あっという間のことでした、バケツをひっくり返したなどという形容詞は甘っちょろいんだと納得させられるような、もの凄い雨が滝のようにフロントを叩き始めました。満水の風呂桶の水を一気にぶちまけられたような感じです。たちまち前は見えなくなりました、前を行く車のテールランプも、ぼやけて赤色がにじんだ小さなシミのようになって、形さえ定かではありません。中央の白いラインも、落ちてくる雨に沈んでしまい、何もみえません、ただただ水水、水だけ、もの凄い雨です。車の中は滝壺に入ったような状態で、前後左右のガラスに叩きつけられて流れ落ちる雨だけしか見えません。自動設定のワイパーは、狂ったように左右に振れています。

スピードを50Kに落としましたが、道路がはっきりと見えないのですから、このまま走るのは危険です。背中に悪寒が走ります、死の危険にさらされていると直感しました。ライトをハイビームにすると、側道の柵らしき物がかすかに見えましたから、左にじわじわと車を寄せました、時折しぶきを上げてトラックが横を走り抜けていきます。もの凄い風で道路の横に立っている木々の黒い影が真横に倒れるように吹き付けられていて、全体が灰色です。自分の車が右からの風を受けて持ち上がりそうな気配を感じました。

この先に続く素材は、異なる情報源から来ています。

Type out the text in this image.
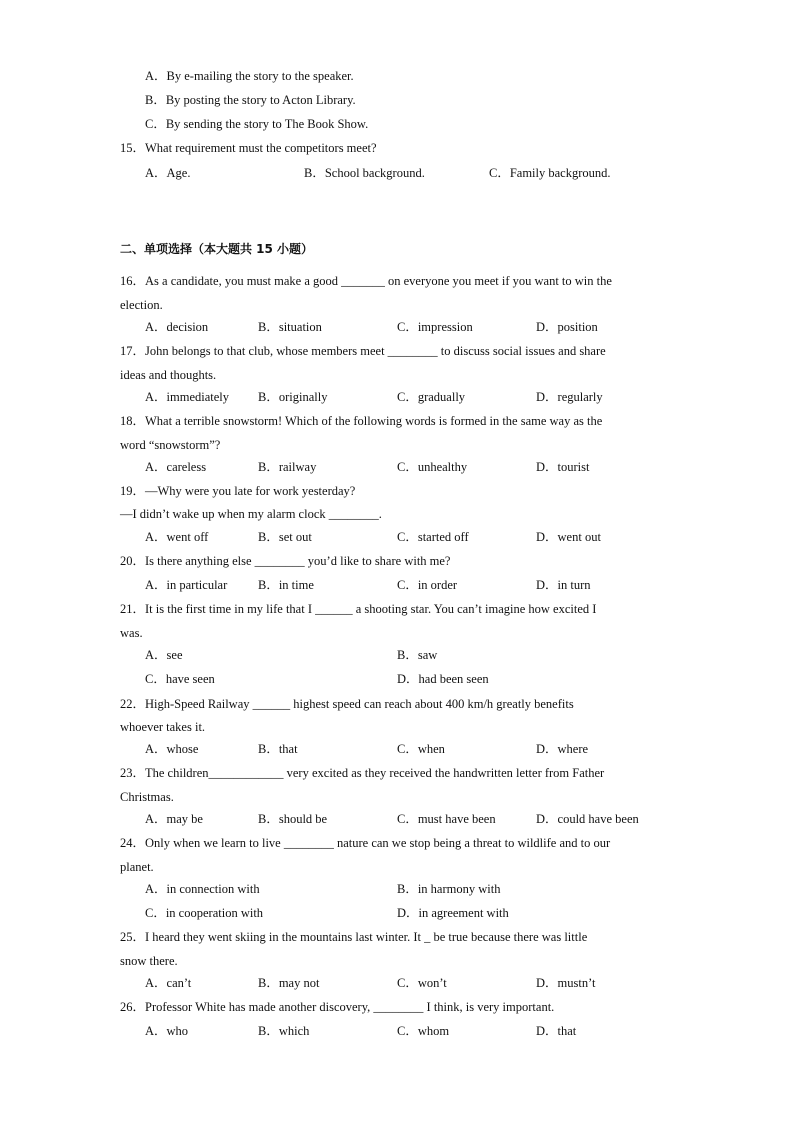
A．By e-mailing the story to the speaker.
B．By posting the story to Acton Library.
C．By sending the story to The Book Show.
15．What requirement must the competitors meet?
A．Age.	B．School background.	C．Family background.
二、单项选择（本大题共 15 小题）
16．As a candidate, you must make a good _______ on everyone you meet if you want to win the
election.
A．decision	B．situation	C．impression	D．position
17．John belongs to that club, whose members meet ________ to discuss social issues and share
ideas and thoughts.
A．immediately B．originally	C．gradually	D．regularly
18．What a terrible snowstorm! Which of the following words is formed in the same way as the
word “snowstorm”?
A．careless	B．railway	C．unhealthy	D．tourist
19．—Why were you late for work yesterday?
—I didn’t wake up when my alarm clock ________.
A．went off	B．set out	C．started off	D．went out
20．Is there anything else ________ you’d like to share with me?
A．in particular B．in time	C．in order	D．in turn
21．It is the first time in my life that I ______ a shooting star. You can’t imagine how excited I
was.
A．see	B．saw
C．have seen	D．had been seen
22．High-Speed Railway ______ highest speed can reach about 400 km/h greatly benefits
whoever takes it.
A．whose	B．that	C．when	D．where
23．The children____________ very excited as they received the handwritten letter from Father
Christmas.
A．may be	B．should be	C．must have been	D．could have been
24．Only when we learn to live ________ nature can we stop being a threat to wildlife and to our
planet.
A．in connection with	B．in harmony with
C．in cooperation with	D．in agreement with
25．I heard they went skiing in the mountains last winter. It _ be true because there was little
snow there.
A．can’t	B．may not	C．won’t	D．mustn’t
26．Professor White has made another discovery, ________ I think, is very important.
A．who	B．which	C．whom	D．that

もう限界です。避難しなければとんでもないことになる、ハザードライトを点滅 させながら少し広くなっているように見える路肩の待避線をかろうじて見つけて、そこに停車しました。数メートル前に同じような状態で停まっている車がありましたから、少しホッとしました。するとこんどは後の方へ次々と車が停車し始めました。「ぶつからんといて!!追突せんといて!」と祈るような気持ちで後方をうかがっていました。車の前方へもヨレヨレと入ってきて停車する車もあります。ハザードが必死の感じで点滅しています。ゴ〜ッという風に、車ごとまた持ち上がりそうになります。もっと小さな車はさぞかし怖いだろうなどと思ってしまいます。余計なことを考えたらアカン、運転席でハンドルを握りしめながら、ひたすら首を縮めておりました。携帯電話をかけようとか、メールを誰かに打とうなどとは微塵も考えなかったのですから、パニックに近い状態だったのでしょう。

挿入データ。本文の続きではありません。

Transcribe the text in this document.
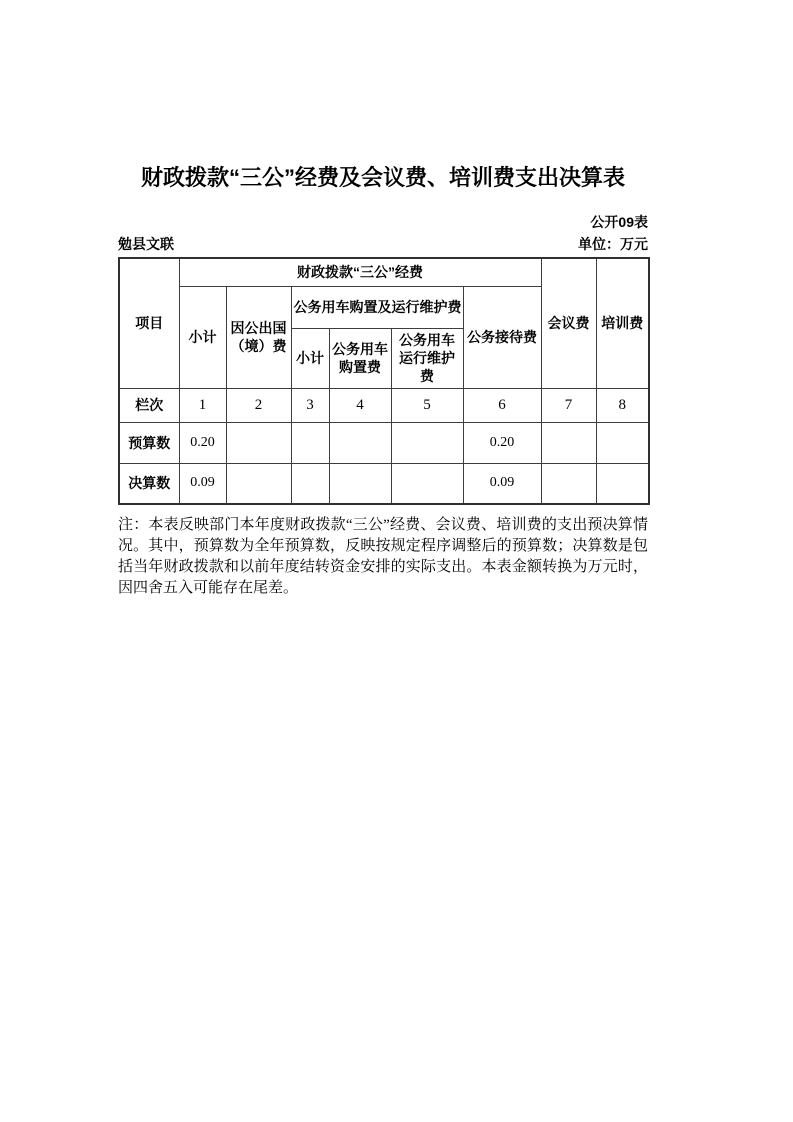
财政拨款“三公”经费及会议费、培训费支出决算表
公开09表
勉县文联	单位：万元
项目	财政拨款“三公”经费						会议费	培训费
	小计	因公出国（境）费	公务用车购置及运行维护费			公务接待费		
			小计	公务用车购置费	公务用车运行维护费			
栏次	1	2	3	4	5	6	7	8
预算数	0.20					0.20		
决算数	0.09					0.09		
注：本表反映部门本年度财政拨款“三公”经费、会议费、培训费的支出预决算情况。其中，预算数为全年预算数，反映按规定程序调整后的预算数；决算数是包括当年财政拨款和以前年度结转资金安排的实际支出。本表金额转换为万元时，因四舍五入可能存在尾差。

少し小降りになってきたような気がしました。心なしか前方がかすかに明るくなっているようです、もうすぐ通り過ぎる、、そう思いながら前を見つめていました。ワイパーはあまりのハイスピードの振れで、壊れるのが怖かったので止めていたのですが、おそるおそる動かしてみますと、前方の車のライトが、形になって見えました「助かったかも、、」

2台前の車が、待ちかねたといった様子で走り出しました。でも次に続く車はありません、まだみんな停車したままです。「急がば回れ」と言うじゃないの、、もう少し待とう、ものの15分くらいだったのでしょうが、長い時間に感じました。やっと雨脚が弱くなりました、慎重にスタートしてみます。白線は何とか見えますから行けそうです。そろそろと走り続けていますと、オレンジ色の光がバックミラーにはじけるようにバァ〜ッと映ります、パトカーでした。大きな警告板をく揚げています。

緊急事態!!車間をとれ!!」と、読めました。

今になってやっとやってきたのです。肝心なときの誘導はなくて、今頃かいナ、、アホらし、、パーキングやサービスエリアの出口に隠れ潜んでいて、スピード違反車を取り締まっているのですから、こんな時はすぐさまとんで来て先導するくらいはやってほしかった、、一人でブツブツと毒づいてみましたが、あんなに急な豪雨突風では仕方ないか、とも思いました。まぁ警察なんて当てにしたらアカン、、自分の身は自分で守らねばならないのだと、心底思わされたゲリラ的豪雨の中の走行でした。

各地での猛烈な高温、それに竜巻や豪雨のニュース映像ばかりが、連日TVに流れていた今年の夏 でした。漏れ出した福島原発の汚染水の処理もうまくいかない日本に、もうこれ以上のバツは与えないで下さい、もう少しの猶予を下さいと、神に祈りたい気持ちにさせられた2013年狂乱の夏が、やっと終わりに向かいます。(2013.9.8.)